Things can change so much.  Even in a tiny little bit of time.

Wednesday, December 06, 2017

Dep't of Forestry and Fire Protection v. Howell (Cal. Ct. App. - Dec. 6, 2017)

Today's opinion seems especially timely given the numerous wildfires raging throughout Southern California.  It's about the protracted (and high profile) litigation surrounding the Moonlight Fire in 2007.

There's so much in there that's fascinating that I shan't attempt to summarize it.  I'll just give you a snippet from the last paragraph of Justice Robie's dissent to whet your appetite:

"Finally, I also cannot agree that any remand be before the same trial judge, who I believe was manifestly biased and did not provide a fair and impartial forum for litigation of an enormously important case with vast ramifications beyond the facts of this proceeding. The conduct of the trial court in making the Cottle ruling, granting judgment on the pleadings and then issuing postjudgment terminating sanctions were not the actions of a fair and impartial judge."

Come on.  You gotta read the whole thing, right?!

Tuesday, December 05, 2017

Noel v. Thrifty Payless (Cal. Ct. App. - Dec. 5, 2017)

I really do think that holdings like this one, were they left to stand, would essentially spell the death of consumer class actions in California.

It sufficiently conflicts -- as the opinion itself expressly recognizes -- with plethora of other Court of Appeal opinions that the California Supreme Court should either (1) accept review of the thing, or (2) depublish it.

Because to let something like this stand, in my view, would make justice in California substantially worse.

Monday, December 04, 2017

Fettgather v. Board of Psychiatry (Cal. Ct. App. - Dec. 4, 2017)

It says something when a psychologist facing an investigation is ordered to undergo a psychiatric examination.  And refuses to do so.

That'll get your license suspended.

When I read the opinion, I wondered whether the psychologist represented himself.  Because the opinion says things like this:

"Fettgather challenges the trial court on a number of grounds . . . . While many of his arguments are difficult to discern, Fettgather appears to argue that he should have been afforded the opportunity to challenge the propriety of the Board’s order requiring him to submit to a psychological evaluation under section 820 at the Board’s revocation hearing, despite his noncompliance with that order. . . .
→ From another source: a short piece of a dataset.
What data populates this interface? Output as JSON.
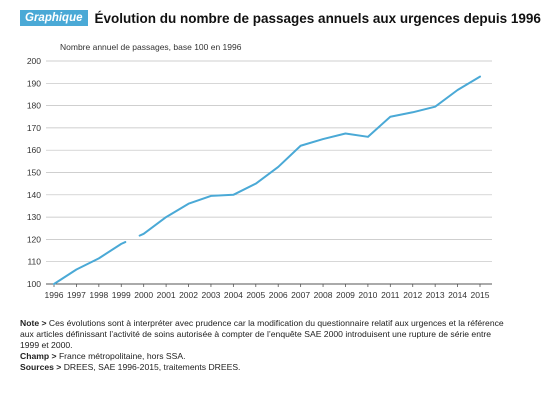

He further argues this court should “overturn” Lee, supra, 209 Cal.App.4th 793, which was relied upon by the trial court in upholding the Board’s license revocation order. While we do not have the authority to “overturn” Lee, we are not bound by that decision.

We will not address arguments not separately stated under a separate heading as noncompliant with California Rules of Court, rule 8.204(a)(1)(B). (See T.P. v. T.W. (2011) 191 Cal.App.4th 1428, review denied (2011) 2011 Cal. LEXIS 3990 [declining to consider undeveloped argument not delineated under separate heading].)"

But, no, Mr. Fettgather was indeed represented by an attorney on appeal, Bruce Ebert.  An attorney who has had his own disciplinary issues.

Apparently Mr. Fettgather is a fairly popular professor at Mission College as well.  Though, in the future, the lesson he might want to teach his students is that when you're ordered to submit to a psychiatric exam, you should follow the order.  Lest bad things happen.

Friday, December 01, 2017

U.S. v. Lummi Nation (9th Cir. - Dec. 1, 2017)

Who gets to fish west of Whidbey Island, in Washington?

That's an issue that's taken a huge amount of litigation to resolve.

But now we know.

Apparently the fishing is pretty darn good out there.  At least according to the locals.